#histoire #12 | Zone de chevet

Du reste de la nuit je n’ai pas quitté le lit sur lequel j’étais posé. Je me tournais, j’ai dû rouler jusqu’aux bords, et toujours j’y revenais. La fenêtre. J’ouvris les yeux. 

Je n’ai pas noté à l’instant d’entrer dans la chambre le côté sur lequel elle donnait, j’avais précipitamment pianoté le code, que j’avais en tête, refermé la porte sur moi. « Ce genre d’endroits, sommaire, c’est des îles, et bifaces. C’est des pierres. Si c’est pas un côté, c’est l’autre, comme pour dormir je veux dire, trouver le sommeil, comme si c’était une pépite, comme pour traverser, les ressources sont, la manœuvre est, singulièrement limitées, c’est l’impasse d’un côté ou de l’autre », je disais ça dans la chambre, je le lui disais, elle, ne résonnait pas. « Ça tranche », j’insistai.
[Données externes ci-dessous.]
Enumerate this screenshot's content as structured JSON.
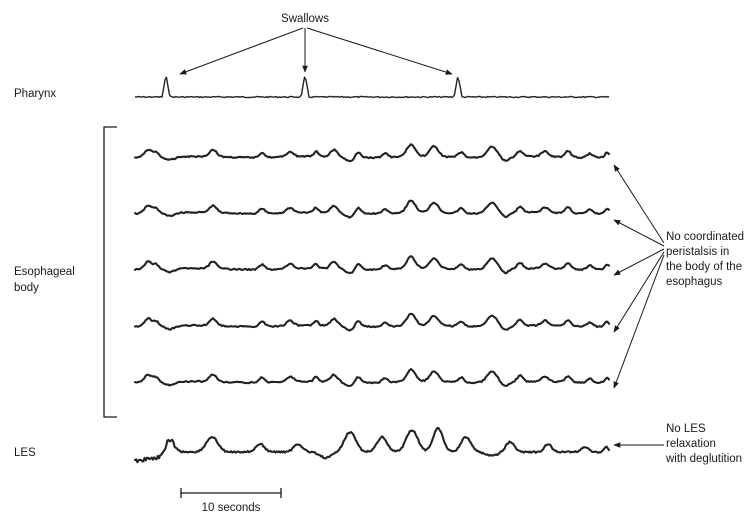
{
  "labels": {
    "swallows": "Swallows",
    "pharynx": "Pharynx",
    "esophageal_body_line1": "Esophageal",
    "esophageal_body_line2": "body",
    "les": "LES",
    "scale_bar": "10 seconds",
    "no_peristalsis": [
      "No coordinated",
      "peristalsis in",
      "the body of the",
      "esophagus"
    ],
    "no_les_relaxation": [
      "No LES",
      "relaxation",
      "with deglutition"
    ]
  },
  "traces": {
    "pharynx": "pharynx-pressure-trace",
    "esophageal_body_count": 5,
    "les": "les-pressure-trace"
  },
  "colors": {
    "ink": "#222222",
    "background": "#ffffff"
  }
}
Ça m’emmenait, je crois.

Je m’éloignai autant que possible de la porte qui était à touche-touche avec la fenêtre et tombai immédiatement sur le lit. C’est ça, la porte donne sur le lit, le lit sur la fenêtre. Sans m’arrêter à baisser le store, tirer le rideau, je ne sais pas, sur quoi des yeux je serais tombé alors. Ça ne faisait pas un pli, plan lisse parmi les plans lisses, horizontal, vertical, quelle différence, je m’y laissai tomber la tête bêche, je veux dire au pied du lit, sans rien ni défaire ni enlever, j’arrivais là sans change.

Tombai. Tombé. Tomber. Je l’ai encore dit. Ne me parlez plus de tomber. Et comment ne plus s’y laisser aller, prendre, à ce mot-là, dites moi. J’étais parti sans rien dire, comme un homme, et à qui. 

Dans cette chambre la fenêtre était étonnamment réduite, on avait peur de quoi, strictement carrée. Cela ne la différenciait pas des voisines et c’était déjà ça. Réduite comme une trappe cependant, comme un accès. Un regard. Quant à moi je savais.

Je n’ai pas fait attention en arrivant à l’endroit où j’ai laissé l’auto. De quel côté. Je n’ai fait que me mettre, la mettre, la faire entrer, l’intercaler, et ça rentrait, j’en étais arrivé au point de m’étonner qu’elle rentre, chaussure au pied du parking, pantoufle de ver, dans la première place que je trouvai libre. 

Sans allumer rien, pour quoi faire, le carré de la fenêtre me faisait veilleuse. De là où j’étais je ne me lèverais plus je m’étais dit. Et le jour. Si c’est pour retomber des non, reposer les yeux sur elle, là en bas, sur le parking par terre. Et gardant ce silence, sans broncher. Je gardais les yeux rivés à l’orange du ciel de mon côté. Le tenir au-dessus de moi rien qu’avec les yeux, d’une pression de l’œil, d’un œil ouvert, bien en face. Je ne regardais que lui. Je le fixai. Rien n’y bougeait plus. Je le tenais suspendu lui à mon regard, moi à ce feu froid.

Je tournais ça dans ma tête, ce qui se voit condamné au sol, et ça partait dans tous les sens, alors que le ciel. Le ciel là, au-dessus dans mes yeux, il n’allait toujours que dans une seule direction, dans l’ensemble, il se déplace comme ça, d’une pièce. Quand il fait jour. J’eus alors, instant de sérénité qui m’échappa, une pensée pour le parking lui-même, non seulement le parking de l’hôtel, mais le phénomène du parking en général, pour toute la zone des parkings autour avec les voies qui y donnent accès, les entrées, les sorties, le dessin de tout ça et les lampadaires qui les maintiennent dans leur état de clarté, ces lampadaires que la zone interposait entre moi et le ciel, le vrai, je n’étais pas dupe, celui qu’on, il parait, tutoie des sommets, et qui en dépit de ce voile non mais par le fait même étaient ma lampe de chevet.